3) Pasien yang riwayat pengobatan sebelumnya tidak diketahui

c. Klasifikasi berdasarkan hasil pemeriksaan uji kepekaan obat

1) Mono resistan (TB MR), resistan berdasarkan salah satu jenis OAT

lini pertama saja.

2) Poli resistan (TB PR), resistan terhadap lebih dari 1 jenis OAT lini

pertama selain Isoniazid (H) dan Rifampisin (R) secara bersamaan.

3) Multi drug resistan (TB MDR), resistan terhadap Isoniazid (H) dan

Rifampisin (R) secara bersamaan.

4) Extensive drug resistan (TB XDR), adalah TB MDR yang

sekaligus juga resistan terhadap salah satu OAT golongan

fluorokuinolon dan minimal salah satu dari OAT lini kedua jenis

suntikan (Kanamisin, Kapreomisin dan Amikasin).
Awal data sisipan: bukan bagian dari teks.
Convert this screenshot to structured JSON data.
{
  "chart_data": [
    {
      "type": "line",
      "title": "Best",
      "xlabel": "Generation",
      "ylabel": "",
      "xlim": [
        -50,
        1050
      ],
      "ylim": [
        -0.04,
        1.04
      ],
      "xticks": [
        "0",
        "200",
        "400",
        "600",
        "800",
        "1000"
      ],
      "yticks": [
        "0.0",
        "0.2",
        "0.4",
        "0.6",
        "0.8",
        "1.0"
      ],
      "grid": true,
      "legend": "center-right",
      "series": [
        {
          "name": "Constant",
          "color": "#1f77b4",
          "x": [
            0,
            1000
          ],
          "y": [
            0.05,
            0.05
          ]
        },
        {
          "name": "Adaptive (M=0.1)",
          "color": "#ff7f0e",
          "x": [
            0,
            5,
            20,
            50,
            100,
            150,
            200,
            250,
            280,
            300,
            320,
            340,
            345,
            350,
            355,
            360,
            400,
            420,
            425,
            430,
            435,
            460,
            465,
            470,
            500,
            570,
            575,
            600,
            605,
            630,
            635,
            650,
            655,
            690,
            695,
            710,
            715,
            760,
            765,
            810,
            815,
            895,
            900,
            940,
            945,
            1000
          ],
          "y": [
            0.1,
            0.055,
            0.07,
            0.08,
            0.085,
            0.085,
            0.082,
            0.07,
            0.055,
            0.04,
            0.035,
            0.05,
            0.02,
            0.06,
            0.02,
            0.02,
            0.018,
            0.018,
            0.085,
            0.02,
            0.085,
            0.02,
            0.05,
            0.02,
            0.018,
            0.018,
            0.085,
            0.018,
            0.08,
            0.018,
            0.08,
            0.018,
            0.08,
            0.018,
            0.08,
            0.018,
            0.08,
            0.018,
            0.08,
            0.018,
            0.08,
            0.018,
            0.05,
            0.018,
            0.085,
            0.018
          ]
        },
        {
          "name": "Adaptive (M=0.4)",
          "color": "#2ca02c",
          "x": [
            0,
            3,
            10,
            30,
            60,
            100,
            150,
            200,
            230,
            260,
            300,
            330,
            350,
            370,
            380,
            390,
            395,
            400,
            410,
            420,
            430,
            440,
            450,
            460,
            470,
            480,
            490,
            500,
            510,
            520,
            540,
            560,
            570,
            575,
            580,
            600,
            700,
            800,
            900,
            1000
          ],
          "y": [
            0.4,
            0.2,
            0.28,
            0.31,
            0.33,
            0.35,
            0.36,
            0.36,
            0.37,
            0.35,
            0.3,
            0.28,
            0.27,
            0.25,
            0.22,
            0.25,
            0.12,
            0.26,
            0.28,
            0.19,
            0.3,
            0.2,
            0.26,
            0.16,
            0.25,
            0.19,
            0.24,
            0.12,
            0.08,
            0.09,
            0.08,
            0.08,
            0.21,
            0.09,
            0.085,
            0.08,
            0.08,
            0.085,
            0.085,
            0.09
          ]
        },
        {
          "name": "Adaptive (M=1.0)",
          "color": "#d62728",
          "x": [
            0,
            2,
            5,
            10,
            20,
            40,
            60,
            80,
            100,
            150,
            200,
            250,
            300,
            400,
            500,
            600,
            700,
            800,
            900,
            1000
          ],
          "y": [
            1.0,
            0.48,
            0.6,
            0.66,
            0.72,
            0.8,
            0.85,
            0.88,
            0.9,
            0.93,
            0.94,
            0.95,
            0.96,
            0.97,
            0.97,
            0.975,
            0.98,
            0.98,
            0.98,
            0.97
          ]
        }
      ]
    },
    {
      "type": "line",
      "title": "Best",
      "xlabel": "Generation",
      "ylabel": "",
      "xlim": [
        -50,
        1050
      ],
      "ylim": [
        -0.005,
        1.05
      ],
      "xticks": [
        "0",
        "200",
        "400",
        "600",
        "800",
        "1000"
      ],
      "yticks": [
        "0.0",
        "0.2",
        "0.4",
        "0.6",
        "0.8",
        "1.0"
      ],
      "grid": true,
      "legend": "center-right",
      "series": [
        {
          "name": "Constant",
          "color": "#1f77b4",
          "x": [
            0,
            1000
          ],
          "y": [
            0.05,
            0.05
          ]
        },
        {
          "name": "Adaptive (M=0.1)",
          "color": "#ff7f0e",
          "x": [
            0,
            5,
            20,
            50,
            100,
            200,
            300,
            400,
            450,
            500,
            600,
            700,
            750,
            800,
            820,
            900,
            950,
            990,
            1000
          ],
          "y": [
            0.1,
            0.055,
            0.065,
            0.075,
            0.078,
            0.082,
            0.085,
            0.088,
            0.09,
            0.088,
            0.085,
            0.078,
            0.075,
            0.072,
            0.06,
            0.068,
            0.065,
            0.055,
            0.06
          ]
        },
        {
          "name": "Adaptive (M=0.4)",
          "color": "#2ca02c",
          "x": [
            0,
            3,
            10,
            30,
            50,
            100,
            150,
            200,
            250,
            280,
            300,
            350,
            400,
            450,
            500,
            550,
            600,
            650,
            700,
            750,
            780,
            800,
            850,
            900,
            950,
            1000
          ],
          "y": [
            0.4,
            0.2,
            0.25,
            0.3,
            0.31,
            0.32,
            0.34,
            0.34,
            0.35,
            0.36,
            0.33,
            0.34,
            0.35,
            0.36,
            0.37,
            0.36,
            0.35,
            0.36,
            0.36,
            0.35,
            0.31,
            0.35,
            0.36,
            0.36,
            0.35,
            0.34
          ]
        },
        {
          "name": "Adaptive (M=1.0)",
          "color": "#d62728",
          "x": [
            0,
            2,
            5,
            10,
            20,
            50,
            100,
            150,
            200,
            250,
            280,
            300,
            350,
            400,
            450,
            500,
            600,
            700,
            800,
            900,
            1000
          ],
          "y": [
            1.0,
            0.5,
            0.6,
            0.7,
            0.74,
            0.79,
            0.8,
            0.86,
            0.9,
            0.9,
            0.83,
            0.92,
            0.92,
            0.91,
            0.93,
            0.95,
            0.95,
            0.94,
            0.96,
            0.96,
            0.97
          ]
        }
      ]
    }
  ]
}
5) Resistan rifampizin (TB RR), resistan terhadap rifampizin dengan

atau tanpa resistensi pada OAT lain yang terdeteksi menggunakan

metode genotip (tes cepat) atau metode fenotip (konvensional).

d. Klasifikasi pasien TB berdasarkan status HIV


1) Pasien TB dengan HIV positif (pasien ko-infeksi TB /HIV), adalah

pasien dengan hasil tes HIV positif sebelumnya atau sedang

mendapatkan ART atau hasil tes HIV positif pada saat diagnosis

TB.

2) Pasien TB dngan HIV negatif, adalah pasien dengan hasil tes HIV

negatif sebelumnya atau hasil tes negatif pada saat diagnosa TB.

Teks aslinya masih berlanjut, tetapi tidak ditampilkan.